County’s COVID-19 Numbers Continue Downward Trend

By Vince Conti

COURT HOUSE – Each day, the Cape May County Health Department provides counts of new COVID-19 cases, broken down by community-based residents, those in long-term care facilities, and non-residents.
The reports also show how many of those cases are active and how many represent individuals who were removed from quarantine. The reports are also a reminder of the toll the disease has taken, in terms of COVID-19-related fatalities.
The county doesn’t have more than that, but those numbers are provided every afternoon. The picture those numbers paint for this past week is one of a stable contagion, characterized by incremental growth in the spread of the disease.
The week since Aug. 4 saw 40 new cases, a continued decline from the previous week, which saw 48. Both of these weeks represented a drop from three weeks ago when the county had 70 new cases of residents and non-residents combined.

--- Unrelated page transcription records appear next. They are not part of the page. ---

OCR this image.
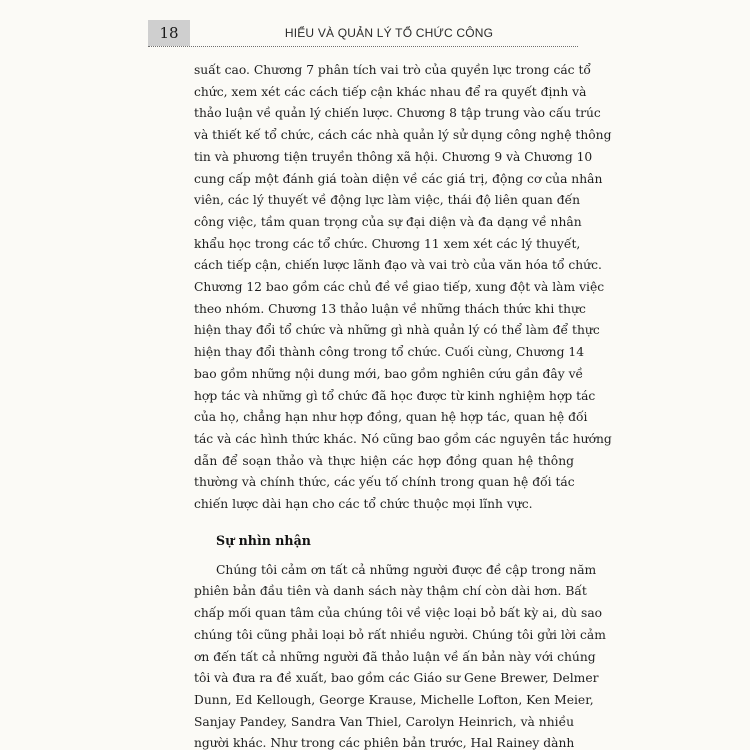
18	HIỂU VÀ QUẢN LÝ TỔ CHỨC CÔNG
suất cao. Chương 7 phân tích vai trò của quyền lực trong các tổ
chức, xem xét các cách tiếp cận khác nhau để ra quyết định và
thảo luận về quản lý chiến lược. Chương 8 tập trung vào cấu trúc
và thiết kế tổ chức, cách các nhà quản lý sử dụng công nghệ thông
tin và phương tiện truyền thông xã hội. Chương 9 và Chương 10
cung cấp một đánh giá toàn diện về các giá trị, động cơ của nhân
viên, các lý thuyết về động lực làm việc, thái độ liên quan đến
công việc, tầm quan trọng của sự đại diện và đa dạng về nhân
khẩu học trong các tổ chức. Chương 11 xem xét các lý thuyết,
cách tiếp cận, chiến lược lãnh đạo và vai trò của văn hóa tổ chức.
Chương 12 bao gồm các chủ đề về giao tiếp, xung đột và làm việc
theo nhóm. Chương 13 thảo luận về những thách thức khi thực
hiện thay đổi tổ chức và những gì nhà quản lý có thể làm để thực
hiện thay đổi thành công trong tổ chức. Cuối cùng, Chương 14
bao gồm những nội dung mới, bao gồm nghiên cứu gần đây về
hợp tác và những gì tổ chức đã học được từ kinh nghiệm hợp tác
của họ, chẳng hạn như hợp đồng, quan hệ hợp tác, quan hệ đối
tác và các hình thức khác. Nó cũng bao gồm các nguyên tắc hướng
dẫn để soạn thảo và thực hiện các hợp đồng quan hệ thông
thường và chính thức, các yếu tố chính trong quan hệ đối tác
chiến lược dài hạn cho các tổ chức thuộc mọi lĩnh vực.
Sự nhìn nhận
Chúng tôi cảm ơn tất cả những người được đề cập trong năm
phiên bản đầu tiên và danh sách này thậm chí còn dài hơn. Bất
chấp mối quan tâm của chúng tôi về việc loại bỏ bất kỳ ai, dù sao
chúng tôi cũng phải loại bỏ rất nhiều người. Chúng tôi gửi lời cảm
ơn đến tất cả những người đã thảo luận về ấn bản này với chúng
tôi và đưa ra đề xuất, bao gồm các Giáo sư Gene Brewer, Delmer
Dunn, Ed Kellough, George Krause, Michelle Lofton, Ken Meier,
Sanjay Pandey, Sandra Van Thiel, Carolyn Heinrich, và nhiều
người khác. Như trong các phiên bản trước, Hal Rainey dành
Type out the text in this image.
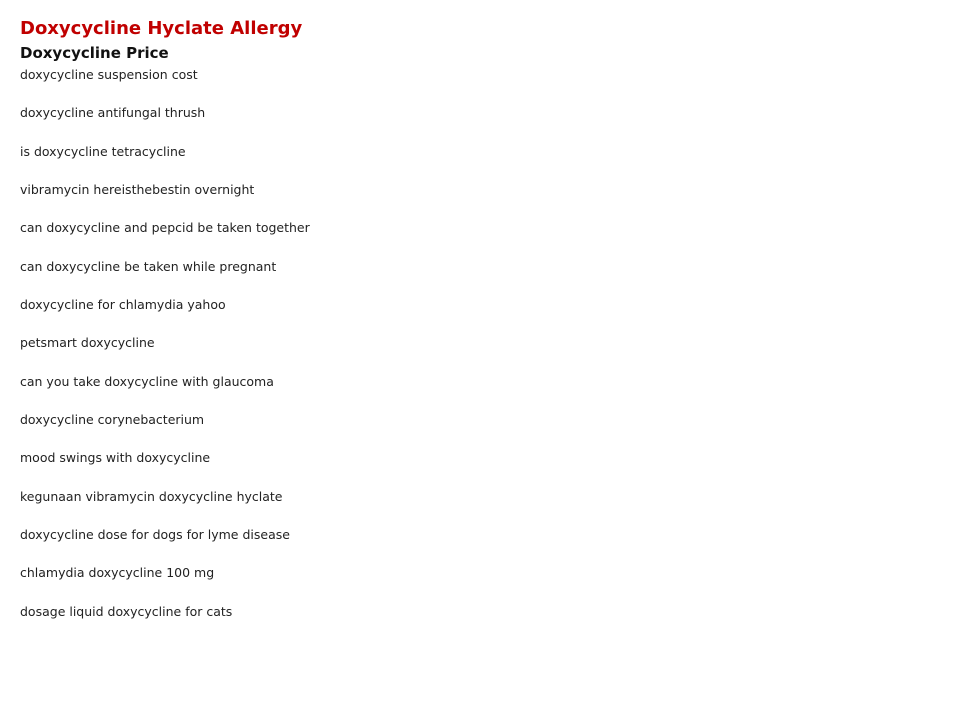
Doxycycline Hyclate Allergy
Doxycycline Price
doxycycline suspension cost
doxycycline antifungal thrush
is doxycycline tetracycline
vibramycin hereisthebestin overnight
can doxycycline and pepcid be taken together
can doxycycline be taken while pregnant
doxycycline for chlamydia yahoo
petsmart doxycycline
can you take doxycycline with glaucoma
doxycycline corynebacterium
mood swings with doxycycline
kegunaan vibramycin doxycycline hyclate
doxycycline dose for dogs for lyme disease
chlamydia doxycycline 100 mg
dosage liquid doxycycline for cats
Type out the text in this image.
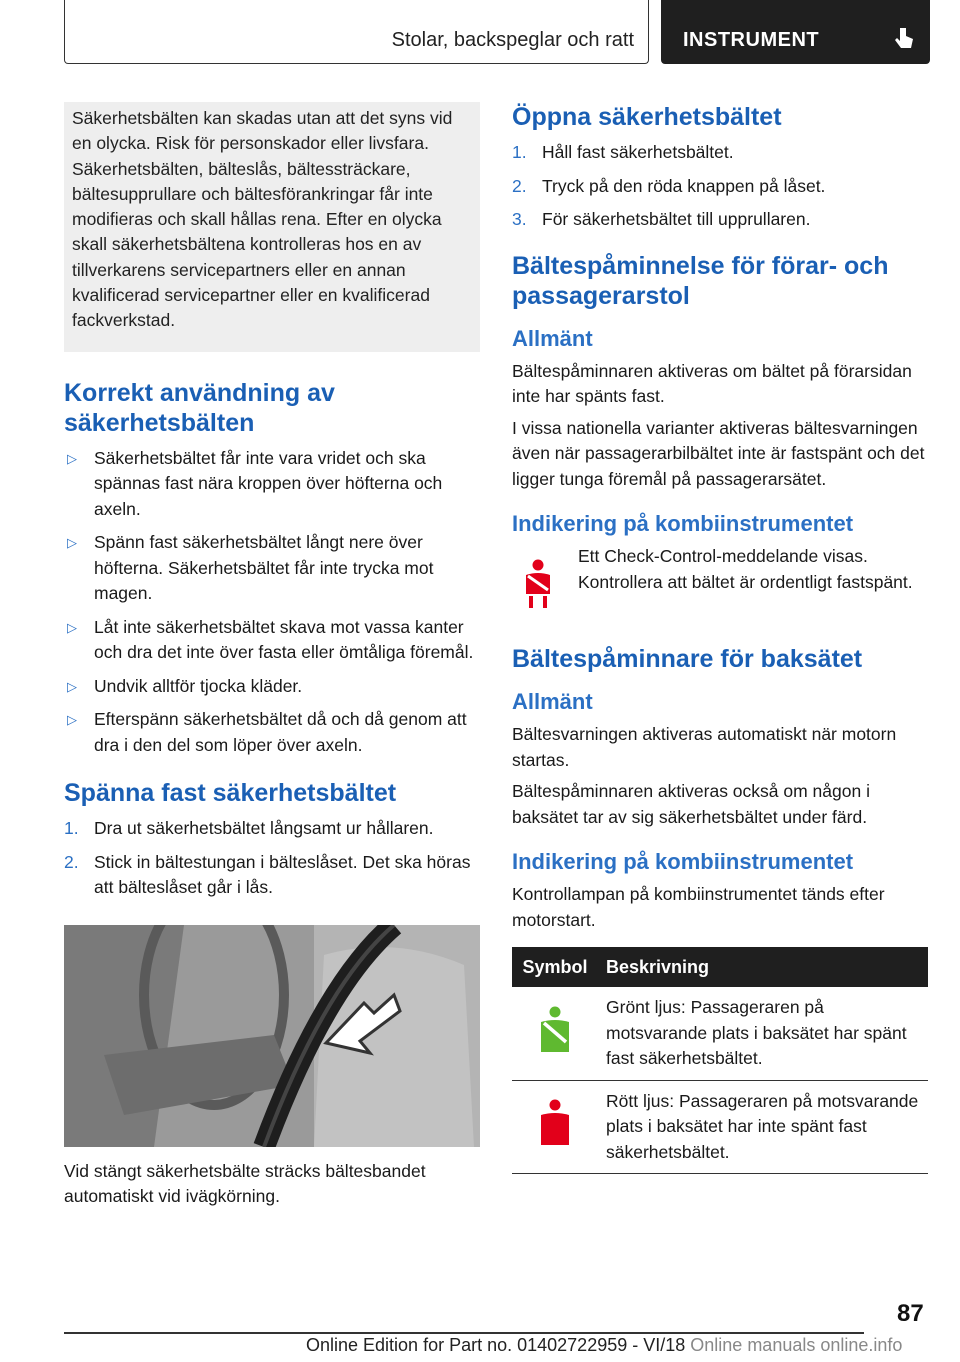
Stolar, backspeglar och ratt INSTRUMENT

Säkerhetsbälten kan skadas utan att det syns vid en olycka. Risk för personskador eller livsfara. Säkerhetsbälten, bälteslås, bältessträckare, bältesupprullare och bältesförankringar får inte modifieras och skall hållas rena. Efter en olycka skall säkerhetsbältena kontrolleras hos en av tillverkarens servicepartners eller en annan kvalificerad servicepartner eller en kvalificerad fackverkstad.

Korrekt användning av säkerhetsbälten
▷ Säkerhetsbältet får inte vara vridet och ska spännas fast nära kroppen över höfterna och axeln.
▷ Spänn fast säkerhetsbältet långt nere över höfterna. Säkerhetsbältet får inte trycka mot magen.
▷ Låt inte säkerhetsbältet skava mot vassa kanter och dra det inte över fasta eller ömtåliga föremål.
▷ Undvik alltför tjocka kläder.
▷ Efterspänn säkerhetsbältet då och då genom att dra i den del som löper över axeln.
Spänna fast säkerhetsbältet
1. Dra ut säkerhetsbältet långsamt ur hållaren.
2. Stick in bältestungan i bälteslåset. Det ska höras att bälteslåset går i lås.

Vid stängt säkerhetsbälte sträcks bältesbandet automatiskt vid ivägkörning.

Öppna säkerhetsbältet
1. Håll fast säkerhetsbältet.
2. Tryck på den röda knappen på låset.
3. För säkerhetsbältet till upprullaren.
Bältespåminnelse för förar- och passagerarstol
Allmänt

Bältespåminnaren aktiveras om bältet på förarsidan inte har spänts fast.

I vissa nationella varianter aktiveras bältesvarningen även när passagerarbilbältet inte är fastspänt och det ligger tunga föremål på passagerarsätet.

Indikering på kombiinstrumentet

Ett Check-Control-meddelande visas. Kontrollera att bältet är ordentligt fastspänt.

Bältespåminnare för baksätet
Allmänt

Bältesvarningen aktiveras automatiskt när motorn startas.

Bältespåminnaren aktiveras också om någon i baksätet tar av sig säkerhetsbältet under färd.

Indikering på kombiinstrumentet

Kontrollampan på kombiinstrumentet tänds efter motorstart.

Symbol	Beskrivning
	Grönt ljus: Passageraren på motsvarande plats i baksätet har spänt fast säkerhetsbältet.
	Rött ljus: Passageraren på motsvarande plats i baksätet har inte spänt fast säkerhetsbältet.
87
Online Edition for Part no. 01402722959 - VI/18 Online manuals online.info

The new case count is continuing to decline.
Another positive aspect of the reports for the past week is that there were no new confirmed fatalities caused by COVID-19.
Since the county’s first confirmed case March 18, the daily reports added to 1,012 confirmed cases among county residents and 306 among non-residents.
Those numbers might give greater pause if not for the fact that two-thirds of all resident cases were prior to June 1. April and May provided the majority of today’s cumulative total.
Better news still is that 88% of the cumulative 1,012 resident COVID-19 confirmed cases are recovered and off quarantine, as of Aug. 10. The active case count, on this day, for county residents, is 44 cases, about 4% of the total.
Among the 306 reported cases among non-residents, only 10%, 30 individuals, remain active, and some of those are not completing their quarantines in the county. Even with crowds that swell the county’s population, the numbers are trending down.
Health officials continue to urge appropriate protocols to protect against the spread. Many individuals in the county are heeding that advice.
The state still restricts indoor activities from dining to movies and has lowered the maximum number of individuals who can participate in an indoor activity.
The virus is still here, but the county is doing better than many other areas, in terms of the basics of new case growth.
In August, the county added 59 new resident and non-resident cases and took a combined 147 previously active individuals off quarantine.
Following a precipitous rise in the COVID-19 transmission rate, a key health metric, the state announced Aug. 10 that the transmission rate is once more down below one. If it stays in that range, each new infection will spread to less than one additional case, further slowing the contagion.
This has been a good week for Cape May County’s numbers, coming just as the public got to see plans for school reopenings, and has many school districts holding virtual town halls to explain procedures and options to anxious parents and students.
The good news is that the active case count among county residents is lower Aug. 10 than it was since the start of April. That doesn’t mean the danger has passed. It means that Cape May County is in a better place than many other areas across the nation.